Chris started up a lot of con talk about his wife doing no explaining. Grandfather said, “If you please, Christopher?” and little Chris subsided.

“My dear,” Grandfather said to Irene, “if you will, please tell us exactly what occurred last night with reference to yourself. I ask for this, you all understand, not as an explanation of Irene’s actions, but as a possible means for helping us all forward toward the truth.”

Irene lifted her head from Chris’s padded shoulder and looked first at Aunt Gracia and then at me. I felt as if she were clawing those light blue eyes of hers into my face. I thought: “She thinks I murdered Father,” and looked up to see Grandfather following her stare. I met his eyes. They didn’t claw, Judy. They did something worse than that. Just for an instant, before they looked away, they speculated—they doubted. You’ll say I imagined that. All right. Remember the time we tried lying to Grandfather about the Evans kids’ bobsled? Did we imagine that look, that time?

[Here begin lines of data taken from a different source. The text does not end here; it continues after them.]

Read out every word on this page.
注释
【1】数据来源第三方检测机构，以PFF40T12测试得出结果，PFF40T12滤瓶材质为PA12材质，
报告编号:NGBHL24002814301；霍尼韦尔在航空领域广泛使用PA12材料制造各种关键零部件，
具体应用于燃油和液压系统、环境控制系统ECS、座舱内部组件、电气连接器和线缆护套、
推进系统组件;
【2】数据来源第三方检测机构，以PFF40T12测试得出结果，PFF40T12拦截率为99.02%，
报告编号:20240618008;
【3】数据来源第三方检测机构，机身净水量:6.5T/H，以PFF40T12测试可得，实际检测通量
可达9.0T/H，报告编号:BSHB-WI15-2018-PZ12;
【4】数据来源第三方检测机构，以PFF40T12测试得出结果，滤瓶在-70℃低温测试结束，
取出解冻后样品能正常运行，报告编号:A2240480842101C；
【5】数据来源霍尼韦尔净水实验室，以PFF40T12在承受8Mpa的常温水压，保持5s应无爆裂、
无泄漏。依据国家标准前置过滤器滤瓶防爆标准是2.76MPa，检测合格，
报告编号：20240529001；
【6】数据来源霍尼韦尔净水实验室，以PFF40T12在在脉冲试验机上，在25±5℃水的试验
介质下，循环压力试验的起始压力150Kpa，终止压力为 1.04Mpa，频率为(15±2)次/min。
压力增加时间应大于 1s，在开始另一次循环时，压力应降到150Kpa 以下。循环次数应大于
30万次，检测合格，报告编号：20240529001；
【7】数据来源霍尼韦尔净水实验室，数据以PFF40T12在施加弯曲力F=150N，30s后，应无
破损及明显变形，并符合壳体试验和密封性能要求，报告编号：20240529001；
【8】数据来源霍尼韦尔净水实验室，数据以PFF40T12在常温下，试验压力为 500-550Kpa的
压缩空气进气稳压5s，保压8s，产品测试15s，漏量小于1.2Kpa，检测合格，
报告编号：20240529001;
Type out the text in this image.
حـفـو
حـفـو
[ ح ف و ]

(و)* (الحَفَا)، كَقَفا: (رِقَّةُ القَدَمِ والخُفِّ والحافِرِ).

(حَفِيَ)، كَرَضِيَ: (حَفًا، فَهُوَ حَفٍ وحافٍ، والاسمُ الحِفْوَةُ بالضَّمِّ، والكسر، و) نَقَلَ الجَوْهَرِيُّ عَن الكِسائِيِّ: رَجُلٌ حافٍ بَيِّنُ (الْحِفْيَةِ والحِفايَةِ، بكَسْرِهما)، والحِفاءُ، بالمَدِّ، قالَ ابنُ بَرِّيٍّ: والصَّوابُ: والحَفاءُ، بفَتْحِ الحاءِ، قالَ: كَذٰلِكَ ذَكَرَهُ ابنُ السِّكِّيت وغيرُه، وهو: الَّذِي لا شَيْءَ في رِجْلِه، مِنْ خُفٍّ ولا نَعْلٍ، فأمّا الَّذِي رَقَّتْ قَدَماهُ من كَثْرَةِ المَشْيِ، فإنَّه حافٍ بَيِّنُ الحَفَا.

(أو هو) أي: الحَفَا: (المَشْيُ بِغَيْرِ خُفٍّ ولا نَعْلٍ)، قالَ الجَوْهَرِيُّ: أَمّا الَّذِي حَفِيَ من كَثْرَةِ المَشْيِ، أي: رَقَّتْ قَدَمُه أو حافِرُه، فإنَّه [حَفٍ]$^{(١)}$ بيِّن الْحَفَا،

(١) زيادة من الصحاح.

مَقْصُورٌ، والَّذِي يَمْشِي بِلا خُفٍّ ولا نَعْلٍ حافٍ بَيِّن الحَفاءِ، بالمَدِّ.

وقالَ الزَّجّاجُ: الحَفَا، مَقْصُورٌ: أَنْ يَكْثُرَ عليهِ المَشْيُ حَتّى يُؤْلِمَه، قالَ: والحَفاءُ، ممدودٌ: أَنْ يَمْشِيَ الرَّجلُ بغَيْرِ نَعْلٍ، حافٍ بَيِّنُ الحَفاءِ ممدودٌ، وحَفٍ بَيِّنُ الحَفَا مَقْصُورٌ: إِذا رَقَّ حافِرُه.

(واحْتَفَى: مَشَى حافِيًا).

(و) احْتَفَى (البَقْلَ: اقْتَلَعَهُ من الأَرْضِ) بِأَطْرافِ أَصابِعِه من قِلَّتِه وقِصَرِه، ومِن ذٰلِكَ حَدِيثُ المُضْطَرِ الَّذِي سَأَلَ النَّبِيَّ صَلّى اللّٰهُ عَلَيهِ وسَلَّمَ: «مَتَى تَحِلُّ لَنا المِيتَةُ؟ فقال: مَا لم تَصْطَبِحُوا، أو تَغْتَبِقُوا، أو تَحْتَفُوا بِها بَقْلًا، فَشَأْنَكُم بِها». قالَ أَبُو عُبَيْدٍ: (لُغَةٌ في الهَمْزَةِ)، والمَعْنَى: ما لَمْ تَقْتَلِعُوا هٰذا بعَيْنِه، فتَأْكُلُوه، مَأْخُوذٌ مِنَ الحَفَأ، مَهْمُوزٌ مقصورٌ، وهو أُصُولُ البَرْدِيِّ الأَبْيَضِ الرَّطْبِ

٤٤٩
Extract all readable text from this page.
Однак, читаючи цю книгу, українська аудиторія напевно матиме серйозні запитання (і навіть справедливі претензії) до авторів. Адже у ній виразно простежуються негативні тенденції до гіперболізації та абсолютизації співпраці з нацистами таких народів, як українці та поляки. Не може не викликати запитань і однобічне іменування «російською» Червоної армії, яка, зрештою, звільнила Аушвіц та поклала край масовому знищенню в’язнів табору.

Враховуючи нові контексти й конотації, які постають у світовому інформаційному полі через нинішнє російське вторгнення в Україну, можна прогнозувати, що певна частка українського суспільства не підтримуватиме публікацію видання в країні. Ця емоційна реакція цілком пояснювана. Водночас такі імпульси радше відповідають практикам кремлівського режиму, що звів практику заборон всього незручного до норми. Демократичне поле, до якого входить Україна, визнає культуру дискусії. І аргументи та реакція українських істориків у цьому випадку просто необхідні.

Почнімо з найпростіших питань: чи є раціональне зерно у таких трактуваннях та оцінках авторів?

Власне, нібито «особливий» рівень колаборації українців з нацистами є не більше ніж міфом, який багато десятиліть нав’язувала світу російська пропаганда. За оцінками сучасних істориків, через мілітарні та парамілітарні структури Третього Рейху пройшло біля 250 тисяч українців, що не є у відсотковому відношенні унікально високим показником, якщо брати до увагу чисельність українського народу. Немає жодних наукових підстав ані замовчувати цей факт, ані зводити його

Say, Jude, wouldn’t it be horrible if a person could do some vile thing and then, from the shock of it, or something, forget about it right off? I mean—not know that he had done it. But Lucy was right in my room, within two minutes after we had heard the shot.

No matter. What I am trying to get to is Irene’s story. This was the first time that any of us, except Chris, I suppose, had heard it. That is why I have waited to tell you. If I am to get this thing organized, at all, I’ll have to keep the events in order as nearly as I can.

I think I’ll step outside again, and get another whiff or two of cold air before I begin on Irene’s story. I don’t know how important it is, or may be. But I want to present it to you as clearly as I can.